Around half of all patients who undergo a lung transplant develop a serious inflammatory condition called bronchiolitis obliterans syndrome within five years of having the procedure, say the authors.
The syndrome, which is caused by an overactive immune system, is the clinical equivalent of organ rejection and is considerably more common in lung transplant recipients than it is in other solid organ transplant patients - possibly because of the lung's direct contact with the environment, they add.
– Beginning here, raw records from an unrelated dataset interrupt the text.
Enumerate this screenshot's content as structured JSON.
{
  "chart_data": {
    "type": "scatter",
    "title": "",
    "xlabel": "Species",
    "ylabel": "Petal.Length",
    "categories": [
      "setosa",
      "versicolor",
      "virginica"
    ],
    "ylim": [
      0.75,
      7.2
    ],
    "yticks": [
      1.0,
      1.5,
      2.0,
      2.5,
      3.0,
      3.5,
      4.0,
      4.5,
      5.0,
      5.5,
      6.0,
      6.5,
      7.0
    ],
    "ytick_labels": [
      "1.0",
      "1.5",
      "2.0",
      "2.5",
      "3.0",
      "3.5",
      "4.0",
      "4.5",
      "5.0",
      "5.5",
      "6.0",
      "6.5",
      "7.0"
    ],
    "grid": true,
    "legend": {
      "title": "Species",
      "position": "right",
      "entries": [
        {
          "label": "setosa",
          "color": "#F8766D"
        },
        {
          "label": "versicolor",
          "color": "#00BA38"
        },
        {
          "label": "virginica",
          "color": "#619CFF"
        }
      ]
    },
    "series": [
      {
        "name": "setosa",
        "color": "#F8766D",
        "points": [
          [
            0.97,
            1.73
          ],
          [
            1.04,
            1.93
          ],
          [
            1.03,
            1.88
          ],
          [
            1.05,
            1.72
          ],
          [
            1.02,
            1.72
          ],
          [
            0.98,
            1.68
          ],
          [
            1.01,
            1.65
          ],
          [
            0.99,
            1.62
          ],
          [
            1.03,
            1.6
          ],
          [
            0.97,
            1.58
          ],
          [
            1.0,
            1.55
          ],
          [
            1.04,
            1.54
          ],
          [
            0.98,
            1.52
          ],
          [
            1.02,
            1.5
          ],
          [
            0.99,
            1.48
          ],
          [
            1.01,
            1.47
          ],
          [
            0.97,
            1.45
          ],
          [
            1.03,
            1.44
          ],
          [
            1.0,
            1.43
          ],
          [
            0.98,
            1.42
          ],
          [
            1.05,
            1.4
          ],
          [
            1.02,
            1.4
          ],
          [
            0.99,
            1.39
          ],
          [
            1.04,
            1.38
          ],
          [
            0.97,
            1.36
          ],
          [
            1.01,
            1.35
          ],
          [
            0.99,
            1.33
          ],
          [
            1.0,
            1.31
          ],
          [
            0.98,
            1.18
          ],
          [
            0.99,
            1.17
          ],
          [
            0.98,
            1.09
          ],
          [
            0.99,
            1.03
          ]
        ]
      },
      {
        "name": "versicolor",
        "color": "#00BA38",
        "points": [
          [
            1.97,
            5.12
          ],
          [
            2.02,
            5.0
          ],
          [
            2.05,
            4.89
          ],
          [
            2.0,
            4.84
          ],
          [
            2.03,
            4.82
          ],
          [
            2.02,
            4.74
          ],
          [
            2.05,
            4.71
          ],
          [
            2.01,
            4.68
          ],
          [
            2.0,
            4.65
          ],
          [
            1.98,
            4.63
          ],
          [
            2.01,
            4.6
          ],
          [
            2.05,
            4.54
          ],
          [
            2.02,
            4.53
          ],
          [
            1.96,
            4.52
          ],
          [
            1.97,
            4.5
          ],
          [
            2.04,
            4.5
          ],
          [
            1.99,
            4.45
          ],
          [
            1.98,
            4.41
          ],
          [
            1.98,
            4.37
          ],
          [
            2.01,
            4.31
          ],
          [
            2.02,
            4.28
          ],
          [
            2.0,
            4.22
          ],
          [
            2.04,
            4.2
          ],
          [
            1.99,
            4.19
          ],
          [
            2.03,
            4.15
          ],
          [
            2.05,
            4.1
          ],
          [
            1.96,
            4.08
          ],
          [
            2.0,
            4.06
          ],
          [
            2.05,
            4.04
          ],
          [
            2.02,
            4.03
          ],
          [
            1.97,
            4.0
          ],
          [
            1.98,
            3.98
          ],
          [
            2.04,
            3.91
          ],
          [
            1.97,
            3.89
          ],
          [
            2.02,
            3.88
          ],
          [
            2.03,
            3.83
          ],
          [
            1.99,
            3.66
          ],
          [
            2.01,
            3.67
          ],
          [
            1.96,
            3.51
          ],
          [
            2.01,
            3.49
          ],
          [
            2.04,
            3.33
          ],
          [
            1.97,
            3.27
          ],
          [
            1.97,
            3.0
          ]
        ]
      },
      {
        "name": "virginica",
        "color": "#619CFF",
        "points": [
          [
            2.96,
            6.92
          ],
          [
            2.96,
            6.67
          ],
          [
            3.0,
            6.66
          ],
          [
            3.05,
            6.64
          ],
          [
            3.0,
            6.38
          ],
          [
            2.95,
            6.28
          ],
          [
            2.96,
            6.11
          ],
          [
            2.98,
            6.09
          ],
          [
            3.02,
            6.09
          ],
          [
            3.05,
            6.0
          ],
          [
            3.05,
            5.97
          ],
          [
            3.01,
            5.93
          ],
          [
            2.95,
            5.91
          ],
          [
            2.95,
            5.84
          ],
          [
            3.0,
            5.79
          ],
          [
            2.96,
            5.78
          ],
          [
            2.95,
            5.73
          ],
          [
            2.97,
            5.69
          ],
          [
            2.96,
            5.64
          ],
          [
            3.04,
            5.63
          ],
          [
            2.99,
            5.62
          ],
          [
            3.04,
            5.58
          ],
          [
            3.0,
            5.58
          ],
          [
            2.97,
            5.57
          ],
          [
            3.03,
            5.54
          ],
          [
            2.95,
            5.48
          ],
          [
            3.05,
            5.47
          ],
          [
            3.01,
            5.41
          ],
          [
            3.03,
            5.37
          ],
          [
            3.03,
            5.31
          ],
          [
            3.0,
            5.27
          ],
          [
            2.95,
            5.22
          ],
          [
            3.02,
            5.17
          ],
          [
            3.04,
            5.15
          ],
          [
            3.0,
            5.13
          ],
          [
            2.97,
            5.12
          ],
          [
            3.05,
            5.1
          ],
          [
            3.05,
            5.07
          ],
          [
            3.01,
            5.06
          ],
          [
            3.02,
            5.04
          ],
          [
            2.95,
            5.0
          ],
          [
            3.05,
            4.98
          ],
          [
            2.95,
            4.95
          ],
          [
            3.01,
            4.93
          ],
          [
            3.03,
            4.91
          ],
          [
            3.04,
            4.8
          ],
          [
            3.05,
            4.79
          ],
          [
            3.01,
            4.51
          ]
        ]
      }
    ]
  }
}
During the monitoring period, 117 patients (41%) developed the syndrome, one in five of whom (61) died.
Gender, age, or type of transplantation (single or double) had no bearing on the risk of death, the findings showed. But a clear pattern emerged for proximity to a main road.
Those who lived within a 171 metre radius of a main road were twice as likely to develop the syndrome and more than twice as likely to die as their peers who lived further away from this source of pollution.
Furthermore, the calculations showed that for every 10-fold increase in distance from a main road, patients were 43% less likely to develop the syndrome and 28% less likely to die.
Lung lavages (washing out of the lungs) and blood samples taken from 207 lung transplant recipients also showed that levels of inflammatory markers were associated with distance from a main road: the greater the distance from a main road, the lower they were.
The findings prompt the authors to conclude that one in four cases of bronchiolitis obliterans syndrome and almost 30% (28%) of deaths in lung transplant recipients across the country could be attributed to living near a major road.
"These population attributable fractions are significant not only in terms of patient suffering but also in terms of healthcare costs," say the authors. "Traffic related air pollution appears to constitute a serious risk ... If confirmed by other studies, [it] has substantial clinical and public health implications."